Private enterprise can help save our wildlife

A jewelled gecko. Photo supplied.
A jewelled gecko. Photo supplied.
Gerrard Eckhoff suggests that we should be able to export wildlife legally.

The alleged attempt(s) to illegally export the indigenous jewelled gecko will rightly cause significant concern to many people.

Being stuffed into a piece of plastic tubing for the duration of a lengthy plane flight is bad enough, but when your (gecko) net worth is around $12,000 (according to the Department of Conservation) it seems so much worse.

So why not export wildlife legally and in comfort? The Government, through the Department of Conservation (Doc), needs to allow and indeed encourage the private breeding and legal trade of indigenous wildlife.

There is obviously a ready market and a strong demand overseas for lovers of our wildlife so it follows that enterprising New Zealanders could develop a flourishing trade and earn valuable foreign exchange.

A recent poll showed 85% of us believe in the benefits of private enterprise in the saving of our wildlife.

Under the current monopoly enjoyed by Doc the numbers of our endangered wildlife are diminishing rapidly - despite its best efforts and intentions.

One of the most significant problems is that government employees with authority to manage government-owned resources do not bear the economic or social consequences of their decisions - as the rest of us most assuredly do.

This natural monopoly status would be accepted if the kiwi and the kakapo, kea and the kaka were flourishing in the wild, but they are not.

In fact, Doc was predicting the extinction of the kiwi in the New Zealand mainland within a couple of decades but thanks to the development of predator-proof fencing (by private enterprise), that unhappy scenario will not play out.

The public is rightly concerned by the gradual demise of our highly valued fauna but not always fully informed of the reasons why.

For example:It has been observed that the numbers of our native kea have fallen significantly.

The reason for that fall in numbers is not 1080 poison or irate merino breeders shooting rogue birds with the bad habit of eating the sheep's kidney fat - in situ - but the demise of the deer-recovery operations.

The deer were gutted after shooting, leaving a vast amount of nutrient for the kea.

Mother kea then raised three chicks instead of usual one.

This form of supplementary feeding is a basic premise to the success of breeding and raising all animals.

This cannot be achieved in the wild.

It must be remembered that all native plants (as opposed to animals) can be bought, sold or exchanged and even exported.

Indeed, the government and environmental organisations positively laud the private planting, breeding and sale of our indigenous flora.

Many plant species have been saved from extinction.

It should also be remembered that at last count, 18 indigenous bird species have succumbed to the ethos of better dead than privately bred.

This, of course, occurred under the watchful eye of the government.

Where is the problem with, say, a school breeding and raising jewelled gecko (as an example) so they can learn about the importance of protecting their wildlife and also learn a little of how commerce can assist their enterprise when numbers become too great for their enclosure.

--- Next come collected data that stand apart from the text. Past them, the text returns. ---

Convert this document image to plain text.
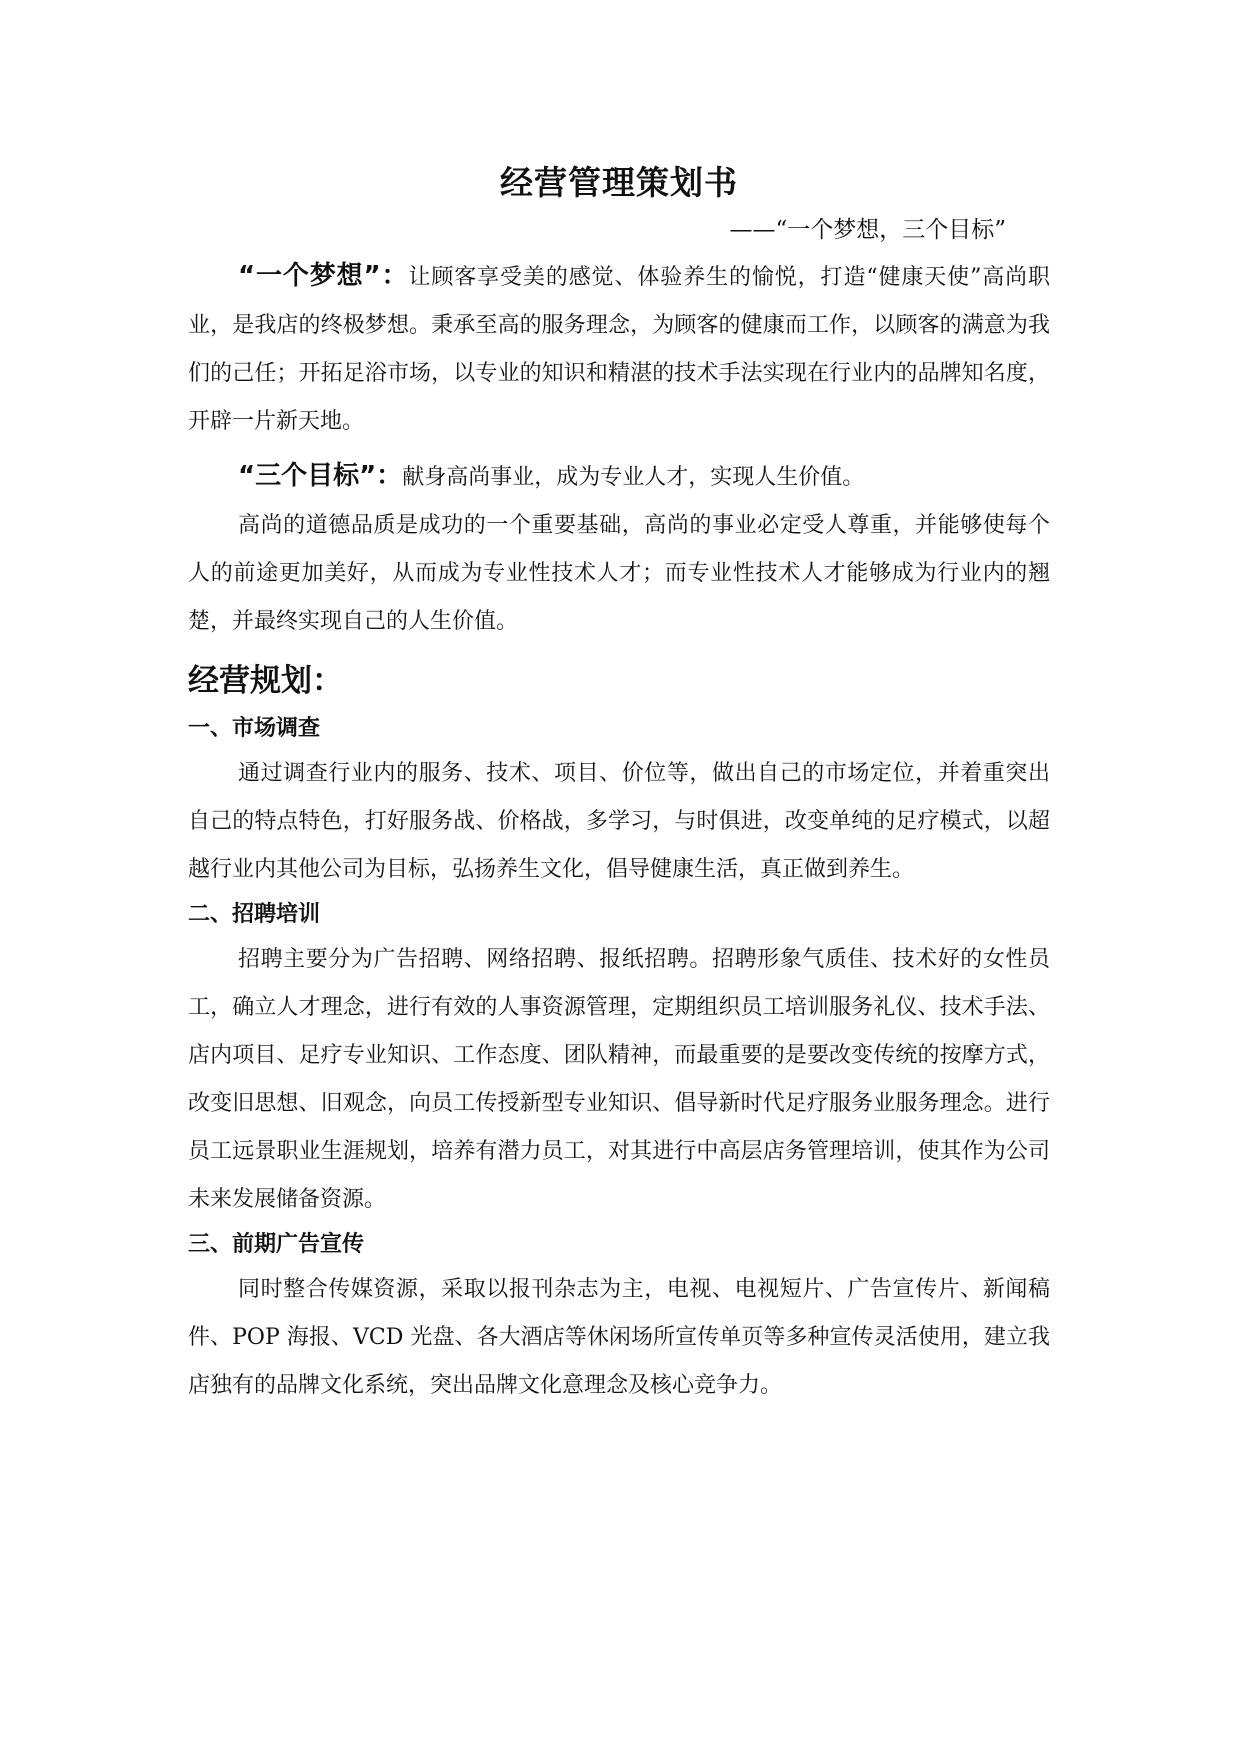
经营管理策划书

——“一个梦想，三个目标”

“一个梦想”：让顾客享受美的感觉、体验养生的愉悦，打造“健康天使”高尚职业，是我店的终极梦想。秉承至高的服务理念，为顾客的健康而工作，以顾客的满意为我们的己任；开拓足浴市场，以专业的知识和精湛的技术手法实现在行业内的品牌知名度，开辟一片新天地。

“三个目标”：献身高尚事业，成为专业人才，实现人生价值。

高尚的道德品质是成功的一个重要基础，高尚的事业必定受人尊重，并能够使每个人的前途更加美好，从而成为专业性技术人才；而专业性技术人才能够成为行业内的翘楚，并最终实现自己的人生价值。

经营规划：
一、市场调查

通过调查行业内的服务、技术、项目、价位等，做出自己的市场定位，并着重突出自己的特点特色，打好服务战、价格战，多学习，与时俱进，改变单纯的足疗模式，以超越行业内其他公司为目标，弘扬养生文化，倡导健康生活，真正做到养生。

二、招聘培训

招聘主要分为广告招聘、网络招聘、报纸招聘。招聘形象气质佳、技术好的女性员工，确立人才理念，进行有效的人事资源管理，定期组织员工培训服务礼仪、技术手法、店内项目、足疗专业知识、工作态度、团队精神，而最重要的是要改变传统的按摩方式，改变旧思想、旧观念，向员工传授新型专业知识、倡导新时代足疗服务业服务理念。进行员工远景职业生涯规划，培养有潜力员工，对其进行中高层店务管理培训，使其作为公司未来发展储备资源。

三、前期广告宣传

同时整合传媒资源，采取以报刊杂志为主，电视、电视短片、广告宣传片、新闻稿件、POP 海报、VCD 光盘、各大酒店等休闲场所宣传单页等多种宣传灵活使用，建立我店独有的品牌文化系统，突出品牌文化意理念及核心竞争力。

Environmentalism contains the seeds of its own destruction through the failure to allow private enterprise the right to assist and ultimately trade in the goal of wildlife preservation.

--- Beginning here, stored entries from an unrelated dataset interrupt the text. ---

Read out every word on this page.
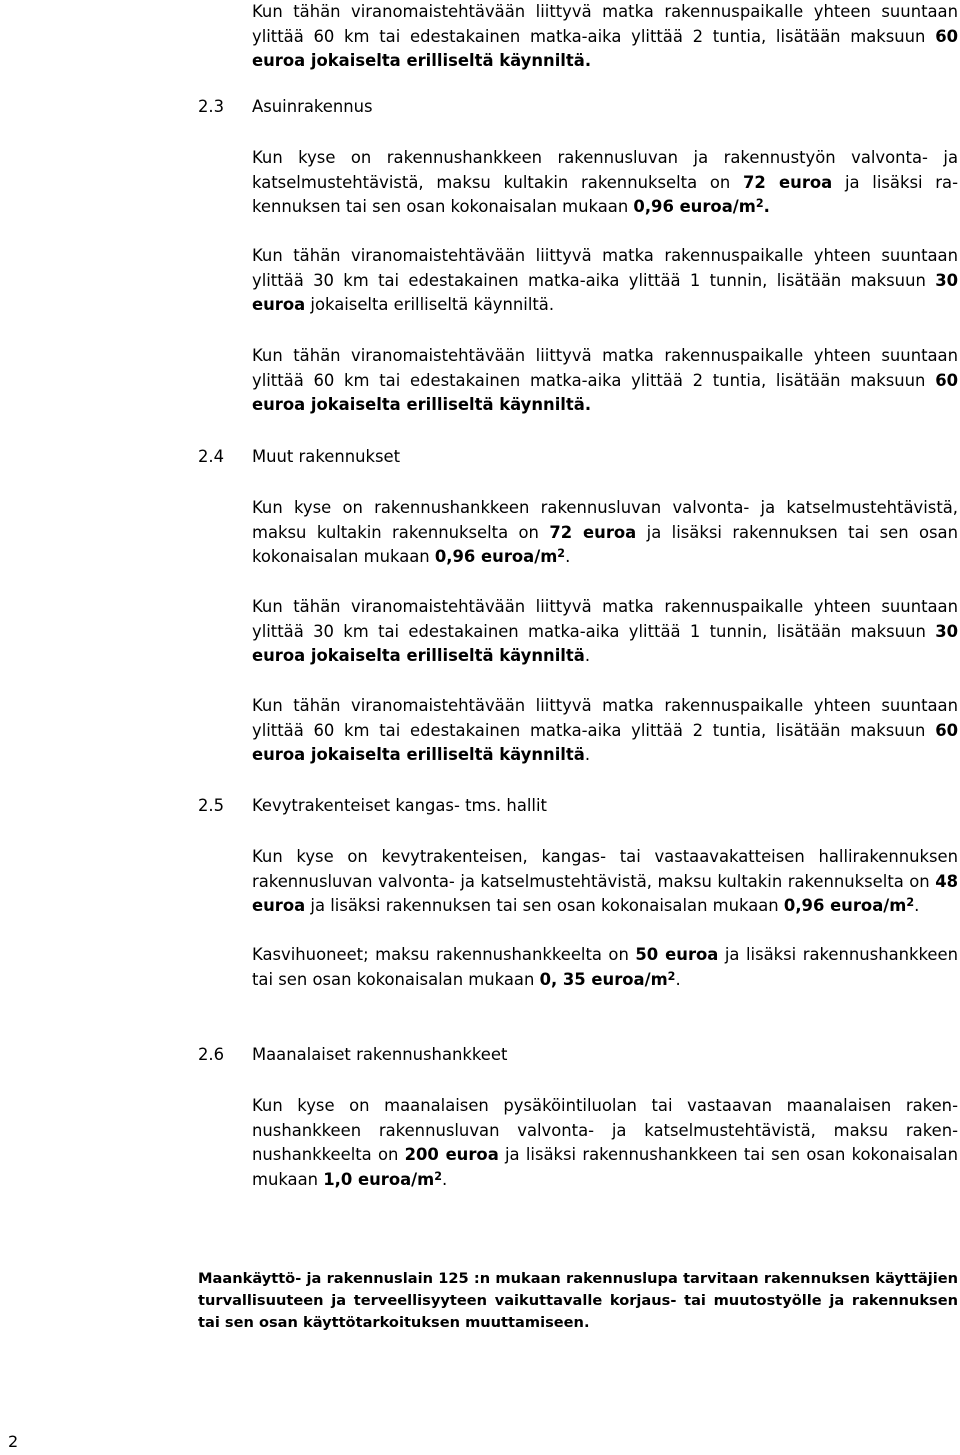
Kun tähän viranomaistehtävään liittyvä matka rakennuspaikalle yhteen suuntaan ylittää 60 km tai edestakainen matka-aika ylittää 2 tuntia, lisätään maksuun 60 euroa jokaiselta erilliseltä käynniltä.

2.3 Asuinrakennus

Kun kyse on rakennushankkeen rakennusluvan ja rakennustyön valvonta- ja katselmustehtävistä, maksu kultakin rakennukselta on 72 euroa ja lisäksi rakennuksen tai sen osan kokonaisalan mukaan 0,96 euroa/$m^2$.

Kun tähän viranomaistehtävään liittyvä matka rakennuspaikalle yhteen suuntaan ylittää 30 km tai edestakainen matka-aika ylittää 1 tunnin, lisätään maksuun 30 euroa jokaiselta erilliseltä käynniltä.

Kun tähän viranomaistehtävään liittyvä matka rakennuspaikalle yhteen suuntaan ylittää 60 km tai edestakainen matka-aika ylittää 2 tuntia, lisätään maksuun 60 euroa jokaiselta erilliseltä käynniltä.

2.4 Muut rakennukset

Kun kyse on rakennushankkeen rakennusluvan valvonta- ja katselmustehtävistä, maksu kultakin rakennukselta on 72 euroa ja lisäksi rakennuksen tai sen osan kokonaisalan mukaan 0,96 euroa/$m^2$.

Kun tähän viranomaistehtävään liittyvä matka rakennuspaikalle yhteen suuntaan ylittää 30 km tai edestakainen matka-aika ylittää 1 tunnin, lisätään maksuun 30 euroa jokaiselta erilliseltä käynniltä.

Kun tähän viranomaistehtävään liittyvä matka rakennuspaikalle yhteen suuntaan ylittää 60 km tai edestakainen matka-aika ylittää 2 tuntia, lisätään maksuun 60 euroa jokaiselta erilliseltä käynniltä.

2.5 Kevytrakenteiset kangas- tms. hallit

Kun kyse on kevytrakenteisen, kangas- tai vastaavakatteisen hallirakennuksen rakennusluvan valvonta- ja katselmustehtävistä, maksu kultakin rakennukselta on 48 euroa ja lisäksi rakennuksen tai sen osan kokonaisalan mukaan 0,96 euroa/$m^2$.

Kasvihuoneet; maksu rakennushankkeelta on 50 euroa ja lisäksi rakennushankkeen tai sen osan kokonaisalan mukaan 0, 35 euroa/$m^2$.

2.6 Maanalaiset rakennushankkeet

Kun kyse on maanalaisen pysäköintiluolan tai vastaavan maanalaisen rakennushankkeen rakennusluvan valvonta- ja katselmustehtävistä, maksu rakennushankkeelta on 200 euroa ja lisäksi rakennushankkeen tai sen osan kokonaisalan mukaan 1,0 euroa/$m^2$.

Maankäyttö- ja rakennuslain 125 :n mukaan rakennuslupa tarvitaan rakennuksen käyttäjien turvallisuuteen ja terveellisyyteen vaikuttavalle korjaus- tai muutostyölle ja rakennuksen tai sen osan käyttötarkoituksen muuttamiseen.

2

Gerrard Eckhoff is a Roxburgh farmer and Otago regional councillor.

 

Slow breeders

Most NZ wildlife breeds too slowly to be of interest for farming. Generally, it would be cheaper to poach native species from the wild than breed them in captivity. That's how a lot of international wildlife smuggling works. Have a zoo or breeding facility as a front and get the goods from the wild. If it was such a good idea to farm native species, we'd be doing it.